Posted to user@spark.apache.org by Ashish Soni <as...@gmail.com> on 2016/02/19 20:48:31 UTC
Communication between two spark streaming Job
Hi ,
Is there any way we can communicate across two different spark streaming
job , as below is the scenario
we have two spark streaming job one to process metadata and one to process
actual data ( this needs metadata )
So if someone did the metadata update we need to update the cache
maintained in the second job so that it can take use of new metadata
Please help
Ashish
Re: Communication between two spark streaming Job
Posted by Chris Fregly <ch...@fregly.com>.
if you need update notifications, you could introduce ZooKeeper (eek!) or a Kafka queue between the jobs.
I've seen internal Kafka queues (relative to external spark streaming queues) used for this type of incremental update use case.
think of the updates as transaction logs.

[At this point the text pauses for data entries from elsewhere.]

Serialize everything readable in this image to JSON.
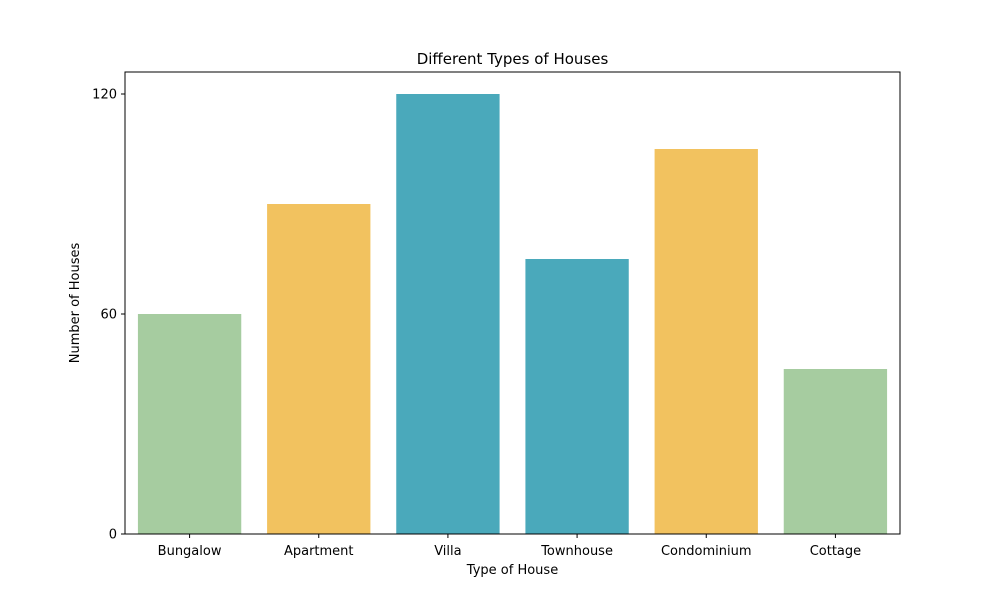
{
  "chart_data": {
    "type": "bar",
    "title": "Different Types of Houses",
    "xlabel": "Type of House",
    "ylabel": "Number of Houses",
    "categories": [
      "Bungalow",
      "Apartment",
      "Villa",
      "Townhouse",
      "Condominium",
      "Cottage"
    ],
    "values": [
      60,
      90,
      120,
      75,
      105,
      45
    ],
    "colors": [
      "#a6cca0",
      "#f2c25f",
      "#4aa9bb",
      "#4aa9bb",
      "#f2c25f",
      "#a6cca0"
    ],
    "ylim": [
      0,
      126
    ],
    "yticks": [
      0,
      60,
      120
    ],
    "grid": false,
    "legend": "none"
  }
}
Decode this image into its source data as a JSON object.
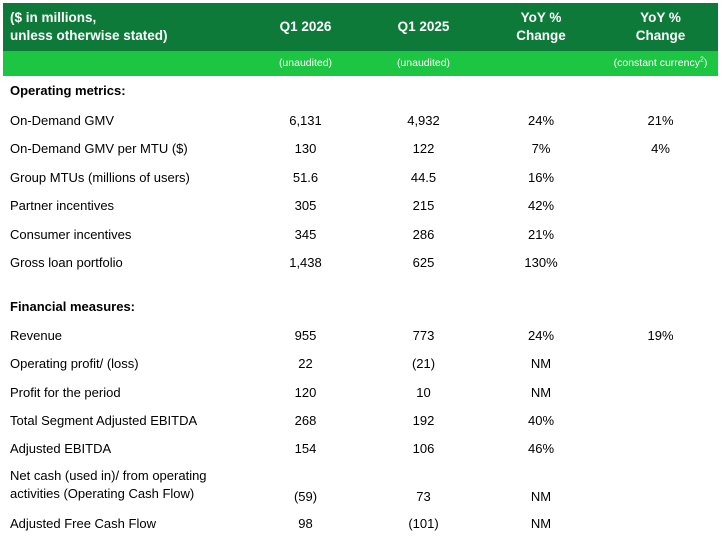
{
  "header": {
    "label": "($ in millions,\nunless otherwise stated)",
    "label_line1": "($ in millions,",
    "label_line2": "unless otherwise stated)",
    "col1": "Q1 2026",
    "col2": "Q1 2025",
    "col3_line1": "YoY %",
    "col3_line2": "Change",
    "col4_line1": "YoY %",
    "col4_line2": "Change",
    "sub1": "(unaudited)",
    "sub2": "(unaudited)",
    "sub4": "(constant currency",
    "sub4_sup": "2",
    "sub4_close": ")"
  },
  "operating": {
    "title": "Operating metrics:",
    "rows": [
      {
        "label": "On-Demand GMV",
        "q1_2026": "6,131",
        "q1_2025": "4,932",
        "yoy": "24%",
        "yoy_cc": "21%"
      },
      {
        "label": "On-Demand GMV per MTU ($)",
        "q1_2026": "130",
        "q1_2025": "122",
        "yoy": "7%",
        "yoy_cc": "4%"
      },
      {
        "label": "Group MTUs (millions of users)",
        "q1_2026": "51.6",
        "q1_2025": "44.5",
        "yoy": "16%",
        "yoy_cc": ""
      },
      {
        "label": "Partner incentives",
        "q1_2026": "305",
        "q1_2025": "215",
        "yoy": "42%",
        "yoy_cc": ""
      },
      {
        "label": "Consumer incentives",
        "q1_2026": "345",
        "q1_2025": "286",
        "yoy": "21%",
        "yoy_cc": ""
      },
      {
        "label": "Gross loan portfolio",
        "q1_2026": "1,438",
        "q1_2025": "625",
        "yoy": "130%",
        "yoy_cc": ""
      }
    ]
  },
  "financial": {
    "title": "Financial measures:",
    "rows": [
      {
        "label": "Revenue",
        "q1_2026": "955",
        "q1_2025": "773",
        "yoy": "24%",
        "yoy_cc": "19%"
      },
      {
        "label": "Operating profit/ (loss)",
        "q1_2026": "22",
        "q1_2025": "(21)",
        "yoy": "NM",
        "yoy_cc": ""
      },
      {
        "label": "Profit for the period",
        "q1_2026": "120",
        "q1_2025": "10",
        "yoy": "NM",
        "yoy_cc": ""
      },
      {
        "label": "Total Segment Adjusted EBITDA",
        "q1_2026": "268",
        "q1_2025": "192",
        "yoy": "40%",
        "yoy_cc": ""
      },
      {
        "label": "Adjusted EBITDA",
        "q1_2026": "154",
        "q1_2025": "106",
        "yoy": "46%",
        "yoy_cc": ""
      },
      {
        "label": "Net cash (used in)/ from operating activities (Operating Cash Flow)",
        "q1_2026": "(59)",
        "q1_2025": "73",
        "yoy": "NM",
        "yoy_cc": ""
      },
      {
        "label": "Adjusted Free Cash Flow",
        "q1_2026": "98",
        "q1_2025": "(101)",
        "yoy": "NM",
        "yoy_cc": ""
      }
    ]
  },
  "colors": {
    "header_dark": "#0d7a3a",
    "header_light": "#1cc542"
  }
}
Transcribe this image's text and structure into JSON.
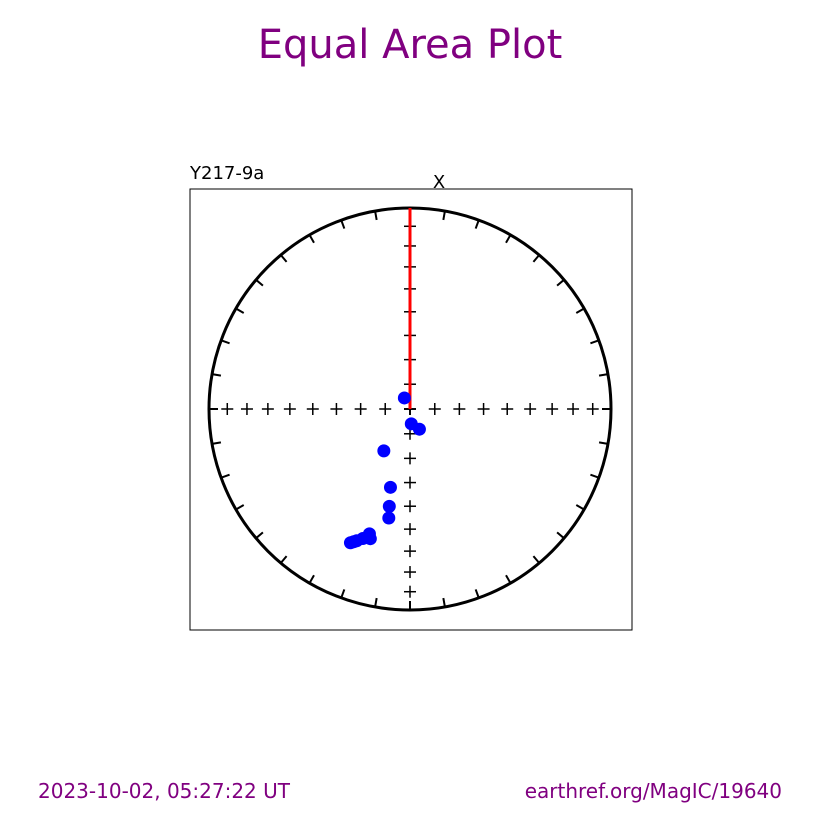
{
  "page": {
    "title": "Equal Area Plot",
    "footer_left": "2023-10-02, 05:27:22 UT",
    "footer_right": "earthref.org/MagIC/19640"
  },
  "colors": {
    "title": "#800080",
    "points": "#0000ff",
    "axis_line": "#ff0000",
    "frame": "#000000"
  },
  "chart_data": {
    "type": "scatter",
    "projection": "equal-area",
    "specimen_label": "Y217-9a",
    "axis_label": "X",
    "grid": false,
    "points": [
      {
        "dec": 333,
        "inc": 85
      },
      {
        "dec": 175,
        "inc": 84
      },
      {
        "dec": 155,
        "inc": 81
      },
      {
        "dec": 212,
        "inc": 70
      },
      {
        "dec": 194,
        "inc": 57
      },
      {
        "dec": 192,
        "inc": 49
      },
      {
        "dec": 191,
        "inc": 44
      },
      {
        "dec": 198,
        "inc": 35
      },
      {
        "dec": 197,
        "inc": 33
      },
      {
        "dec": 200,
        "inc": 32
      },
      {
        "dec": 202,
        "inc": 30
      },
      {
        "dec": 203,
        "inc": 29
      },
      {
        "dec": 204,
        "inc": 28
      }
    ],
    "reference_line": {
      "dec": 0,
      "inc": 0
    }
  }
}
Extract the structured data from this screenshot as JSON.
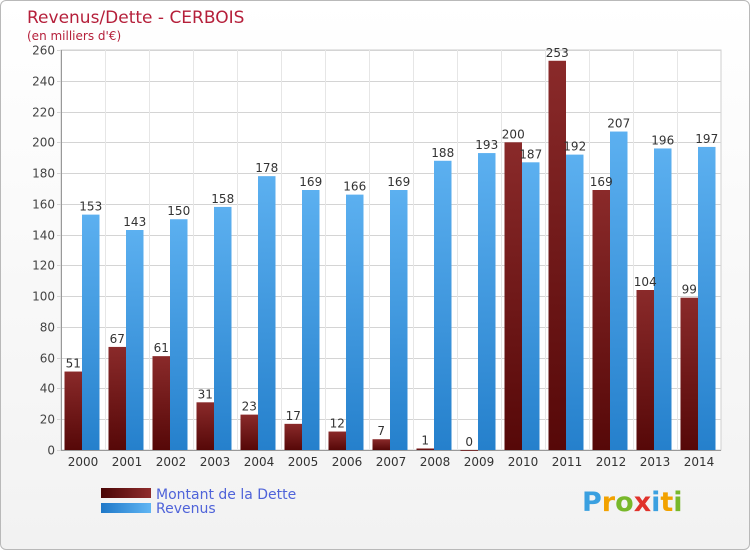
{
  "chart_data": {
    "type": "bar",
    "title": "Revenus/Dette - CERBOIS",
    "subtitle": "(en milliers d'€)",
    "categories": [
      "2000",
      "2001",
      "2002",
      "2003",
      "2004",
      "2005",
      "2006",
      "2007",
      "2008",
      "2009",
      "2010",
      "2011",
      "2012",
      "2013",
      "2014"
    ],
    "series": [
      {
        "name": "Montant de la Dette",
        "values": [
          51,
          67,
          61,
          31,
          23,
          17,
          12,
          7,
          1,
          0,
          200,
          253,
          169,
          104,
          99
        ],
        "color": "#7a1f1f"
      },
      {
        "name": "Revenus",
        "values": [
          153,
          143,
          150,
          158,
          178,
          169,
          166,
          169,
          188,
          193,
          187,
          192,
          207,
          196,
          197
        ],
        "color": "#3a9be6"
      }
    ],
    "ylim": [
      0,
      260
    ],
    "yticks": [
      0,
      20,
      40,
      60,
      80,
      100,
      120,
      140,
      160,
      180,
      200,
      220,
      240,
      260
    ],
    "grid": true,
    "legend_position": "bottom-left"
  },
  "logo": {
    "text": "Proxiti",
    "letters": [
      {
        "ch": "P",
        "color": "#3aa0e0"
      },
      {
        "ch": "r",
        "color": "#f2a200"
      },
      {
        "ch": "o",
        "color": "#78b82a"
      },
      {
        "ch": "x",
        "color": "#e0322b"
      },
      {
        "ch": "i",
        "color": "#3aa0e0"
      },
      {
        "ch": "t",
        "color": "#f2a200"
      },
      {
        "ch": "i",
        "color": "#78b82a"
      }
    ]
  }
}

> On Feb 19, 2016, at 10:35 PM, Ted Yu <yu...@gmail.com> wrote:
>
> Have you considered using a Key Value store which is accessible to both jobs ?
>
> The communication would take place through this store.
>
> Cheers
>
>> On Fri, Feb 19, 2016 at 11:48 AM, Ashish Soni <as...@gmail.com> wrote:
>> Hi ,
>>
>> Is there any way we can communicate across two different spark streaming job , as below is the scenario
>>
>> we have two spark streaming job one to process metadata and one to process actual data ( this needs metadata )
>>
>> So if someone did the metadata update we need to update the cache maintained in the second job so that it can take use of new metadata
>>
>> Please help
>>
>> Ashish
>
Re: Communication between two spark streaming Job
Posted by Ted Yu <yu...@gmail.com>.
Have you considered using a Key Value store which is accessible to both
jobs ?
The communication would take place through this store.
Cheers
On Fri, Feb 19, 2016 at 11:48 AM, Ashish Soni <as...@gmail.com> wrote:
> Hi ,
>
> Is there any way we can communicate across two different spark streaming
> job , as below is the scenario
>
> we have two spark streaming job one to process metadata and one to process
> actual data ( this needs metadata )
>
> So if someone did the metadata update we need to update the cache
> maintained in the second job so that it can take use of new metadata
>
> Please help
>
> Ashish
>